Parte del denaro risparmiato (pare stimato in 200mila euro circa) sarà destinato sia alle società calcistiche del territorio maggiormente penalizzate dall’emergenza Coronavirus, sia ad associazioni che si occupano di sociale. Il tutto in accordo con Comune e Coni.
IL COMUNICATO DEL PIACENZA CALCIO

Il Piace ha poi in corso da settimane una strategia finalizzata ad abbattere radicalmente i costi, che ha visto innanzitutto la rescissione dei contratti più onerosi dei calciatori. Un’operazione che ha consentito alla società di potersi garantire l’iscrizione al prossimo campionato, ripartendo quasi da zero con il progetto sportivo.
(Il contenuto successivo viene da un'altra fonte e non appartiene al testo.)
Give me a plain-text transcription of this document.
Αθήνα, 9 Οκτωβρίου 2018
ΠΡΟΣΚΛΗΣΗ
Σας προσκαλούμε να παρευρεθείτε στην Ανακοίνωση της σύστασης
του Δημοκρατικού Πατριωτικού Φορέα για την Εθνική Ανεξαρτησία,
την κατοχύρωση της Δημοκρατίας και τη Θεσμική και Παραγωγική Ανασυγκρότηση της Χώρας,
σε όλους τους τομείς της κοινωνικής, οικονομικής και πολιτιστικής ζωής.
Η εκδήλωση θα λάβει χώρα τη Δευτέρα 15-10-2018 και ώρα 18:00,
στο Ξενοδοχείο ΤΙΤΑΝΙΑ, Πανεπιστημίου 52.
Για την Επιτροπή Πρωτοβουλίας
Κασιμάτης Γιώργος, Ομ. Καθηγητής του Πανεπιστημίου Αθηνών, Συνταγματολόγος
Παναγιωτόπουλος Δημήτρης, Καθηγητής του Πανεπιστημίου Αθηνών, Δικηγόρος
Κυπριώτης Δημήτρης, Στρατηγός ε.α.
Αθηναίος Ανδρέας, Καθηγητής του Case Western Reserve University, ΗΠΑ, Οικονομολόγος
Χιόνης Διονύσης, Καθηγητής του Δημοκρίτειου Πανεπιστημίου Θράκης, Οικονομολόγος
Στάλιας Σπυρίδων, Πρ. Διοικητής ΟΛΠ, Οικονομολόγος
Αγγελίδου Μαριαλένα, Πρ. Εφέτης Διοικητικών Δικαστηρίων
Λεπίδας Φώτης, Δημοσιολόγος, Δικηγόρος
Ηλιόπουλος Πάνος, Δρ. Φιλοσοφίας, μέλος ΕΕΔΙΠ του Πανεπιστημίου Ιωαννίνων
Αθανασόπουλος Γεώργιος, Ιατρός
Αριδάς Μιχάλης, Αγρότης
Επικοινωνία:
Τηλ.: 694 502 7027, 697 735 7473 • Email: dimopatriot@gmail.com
E proprio in tale ottica, il responsabile dell’area tecnica Simone Di Battista ha individuato il primo rinforzo: Matteo Bruzzone, difensore centrale nelle ultime due stagioni in forza proprio al Fiorenzuola e che quindi Di Battista conosce molto bene. Ventisei anni, in passato ha indossato la casacca di Varese e Borgosesia, l’accordo con il giocatore sembra praticamente fatto e dovrebbe essere lui il primo tassello del nuovo gruppo.

Sarà anche il nome del nuovo mister chiamato a sostituire Arnaldo Franzini a tener banco nelle prossime ore.